Uma alegria incontida me encheu o peito quando avistei um pé de fruta-pão carregado de frutos. Aqueles eu conhecia bem, e até já havia provado deles. Entretanto, cai no mesmo problema. Decaiu-me o espírito novamente. O fruto era comestível, mas precisava ser cozido. E eu ainda não tinha como fazer isso. Continuei procurando até que a minha persistência gerou ... frutos! Descobri um pé de carambola carregado. Aquele também conhecia muito bem e estavam no ponto para serem comidos! E passei a coletar freneticamente alguns dos que estavam em melhor estado, enchendo as mãos com alguns grandes e bonitos. Não resisti e dei uma primeira mordida em uma delas. Minha boca encheu-se de um liquido saboroso, com leve variação entre o doce e o azedo, mas sem um travo que pudesse atrapalhar a excelência daquele presente divino. Que sorte! – pensei – nunca havia me perguntado qual a origem daquele fruto delicioso. E ele veio me socorrer ali em terras desconhecidas. Sem o cuidado de lavá-los, comi vários deles até me sentir saciado. No dia seguinte procuraria por outros tipos comestíveis. Comer somente carambola não daria certo por muito tempo.

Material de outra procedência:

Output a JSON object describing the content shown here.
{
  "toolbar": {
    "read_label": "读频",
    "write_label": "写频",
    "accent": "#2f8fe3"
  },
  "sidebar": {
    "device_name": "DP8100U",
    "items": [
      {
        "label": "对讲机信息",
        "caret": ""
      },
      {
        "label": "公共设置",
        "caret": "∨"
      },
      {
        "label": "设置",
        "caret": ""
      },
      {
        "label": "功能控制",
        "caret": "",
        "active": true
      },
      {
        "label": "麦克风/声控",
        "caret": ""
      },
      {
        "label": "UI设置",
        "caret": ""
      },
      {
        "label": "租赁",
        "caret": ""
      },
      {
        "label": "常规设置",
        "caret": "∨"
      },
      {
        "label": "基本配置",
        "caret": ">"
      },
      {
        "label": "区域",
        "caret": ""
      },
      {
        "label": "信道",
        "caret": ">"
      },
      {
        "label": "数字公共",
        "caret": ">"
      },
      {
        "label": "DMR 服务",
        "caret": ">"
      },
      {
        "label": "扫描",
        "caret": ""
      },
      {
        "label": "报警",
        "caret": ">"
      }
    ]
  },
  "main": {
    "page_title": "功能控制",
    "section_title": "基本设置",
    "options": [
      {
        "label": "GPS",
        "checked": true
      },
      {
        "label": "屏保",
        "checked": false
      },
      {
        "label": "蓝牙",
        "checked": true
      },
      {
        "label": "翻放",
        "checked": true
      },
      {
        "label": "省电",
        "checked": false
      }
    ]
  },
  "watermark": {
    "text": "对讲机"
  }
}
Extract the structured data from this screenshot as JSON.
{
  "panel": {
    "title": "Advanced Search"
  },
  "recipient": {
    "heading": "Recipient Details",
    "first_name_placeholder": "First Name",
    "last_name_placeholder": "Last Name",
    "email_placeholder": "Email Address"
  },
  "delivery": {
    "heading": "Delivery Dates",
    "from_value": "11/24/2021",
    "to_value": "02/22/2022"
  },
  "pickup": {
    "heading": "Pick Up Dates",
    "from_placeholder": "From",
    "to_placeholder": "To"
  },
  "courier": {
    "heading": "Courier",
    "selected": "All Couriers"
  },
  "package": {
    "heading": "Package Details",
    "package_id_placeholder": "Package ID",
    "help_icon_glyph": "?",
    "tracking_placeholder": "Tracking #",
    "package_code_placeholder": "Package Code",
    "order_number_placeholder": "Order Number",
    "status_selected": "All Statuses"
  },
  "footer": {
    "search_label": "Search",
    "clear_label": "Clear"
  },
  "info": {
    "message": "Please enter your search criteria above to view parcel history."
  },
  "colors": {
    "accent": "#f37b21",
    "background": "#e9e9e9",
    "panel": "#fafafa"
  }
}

Não foi difícil encontrar outros tipos de frutos, como um que me apareceu, com a casca parecida com uma pele de cobra. Achei-o ali perto, muitos com sinais de terem sido repasto de pássaros ou de pequenos animais. Depois, sabem aquele que primeiro encontrei, especialmente bonito e com a casca amarela e bem dura? Voltei a ele. E ao conseguir quebrar a sua carapaça, mostrou-se parecido com o bacuri cujo interior se apresenta separado em compartimentos. Não resisti e provei um deles. Era delicioso, e parecia não ter contraindicações, efeitos negativos. Pelo menos não senti nada de imediato.

Escolhi aquele local também para erguer a minha morada habitual. Era uma pequena elevação a pouco mais de uma centena de metros do mar, de modo que o barulho da água em constante movimento me chegava aos ouvidos com muita intensidade. Da mesma forma atraia-me a vista que eu tinha pela frente. Era muito bonita, paisagem de cartão postal.


5 comentários:

  1. Caro José Pedro,
    Agora que esse novo Robinson Crusoe, filho de sua imaginação, para saciar a fome, comeu fruto não proibido, encontre agora uma índia bonita, e não um belicoso e faminto canibal.
    Parabenizando-o pelo primeiro capítulo, aguardemos os vindouros.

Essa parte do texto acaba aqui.